Chapitre 3: Aux Portes du Destin

 

 

 

 

Lorsque Jeanne pénétra dans la salle du trône, son être était rempli de fierté.

Royale dans sa robe de velours rouge, elle avançait vers son amant, assis sur cette chaise dorée. Ce jour-là, elle retrouvait enfin la place qu’elle n’aurait jamais du quitter. Cela grâce à ses talents de courtisane, de paroles, grâce à sa féminité mais aussi grâce à l’enfant qu’elle portait, bien caché sous son ventre encore plat.

La réaction de Louis quand elle lui avait annoncé sa grossesse l’avait touchée plus qu’elle n’aurait pu l’imaginer. Il l’avait embrassée, lui répétant des milliers de fois qu’il l’aimait. Et elle devait bien se rendre compte de l’évidence. Elle l’aimait aussi. Sans doute pas autant que lui l’adorait. Mais son être l’avait touchée, touchée au plus profond de son âme.

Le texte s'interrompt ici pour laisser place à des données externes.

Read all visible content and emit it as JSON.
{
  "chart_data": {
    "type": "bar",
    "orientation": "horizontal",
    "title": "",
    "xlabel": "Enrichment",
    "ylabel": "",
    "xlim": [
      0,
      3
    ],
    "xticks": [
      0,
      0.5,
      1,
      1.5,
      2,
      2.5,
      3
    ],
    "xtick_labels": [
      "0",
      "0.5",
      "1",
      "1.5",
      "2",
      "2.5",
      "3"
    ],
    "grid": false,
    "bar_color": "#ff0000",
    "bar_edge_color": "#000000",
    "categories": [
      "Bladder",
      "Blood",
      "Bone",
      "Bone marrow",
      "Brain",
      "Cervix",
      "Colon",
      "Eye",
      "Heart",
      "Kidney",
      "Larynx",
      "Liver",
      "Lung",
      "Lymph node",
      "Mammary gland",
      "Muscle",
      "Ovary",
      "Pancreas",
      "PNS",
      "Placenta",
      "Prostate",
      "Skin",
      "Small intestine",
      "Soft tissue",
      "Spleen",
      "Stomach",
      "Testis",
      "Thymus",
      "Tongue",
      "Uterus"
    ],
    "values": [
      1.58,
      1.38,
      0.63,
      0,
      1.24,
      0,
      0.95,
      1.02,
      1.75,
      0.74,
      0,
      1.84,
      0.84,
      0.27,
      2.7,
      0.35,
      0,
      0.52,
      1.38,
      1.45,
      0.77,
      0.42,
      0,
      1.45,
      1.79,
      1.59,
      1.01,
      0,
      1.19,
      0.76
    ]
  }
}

Son enfant, son bâtard, était un bâtard de l’amour et non de l’avarice.

Arrivant face à son roi, elle s’agenouilla sur le coussin prévu à cet effet et la tête droite, elle écouta son secrétaire lui annoncer ce dont elle avait toujours rêvé.

– Mademoiselle Jeanne de Saint-Rémi, nièce et pupille du Duc de Germain, il est du plaisir de Sa Majesté, Louis, seizième du nom, que de vous faire Duchesse de Saint-Rémi en qualité d’héritière de feu votre père.

Un murmure parcourut l’assemblée. Personne n’ignorait que Jeanne partageait la couche royale. Mais une telle promotion, avec la rente que cela sous-entendait, le pouvoir que cela instaurait, tout cela donner à une femme.

Le Duc de Germain observait depuis la foule sa jeune protégée alors que Louis la recouvrait du rouge manteau de la noblesse, à la bordure d’hermine, la coiffer de la couronne du duché de feu son meilleur ami, recevoir les lettres patentes, le comblait de fierté. Il pensa à Guillaume, imaginant sa réaction.

– Ta fille a récupéré tes terres et a ressuscité ta lignée, cher Guillaume. Ta fille va aussi devenir la future reine de France. Ta fille par la petite Nicole dont tu me vantais la douceur de ses seins. Tu as engendré une guerrière. Une vraie Valois.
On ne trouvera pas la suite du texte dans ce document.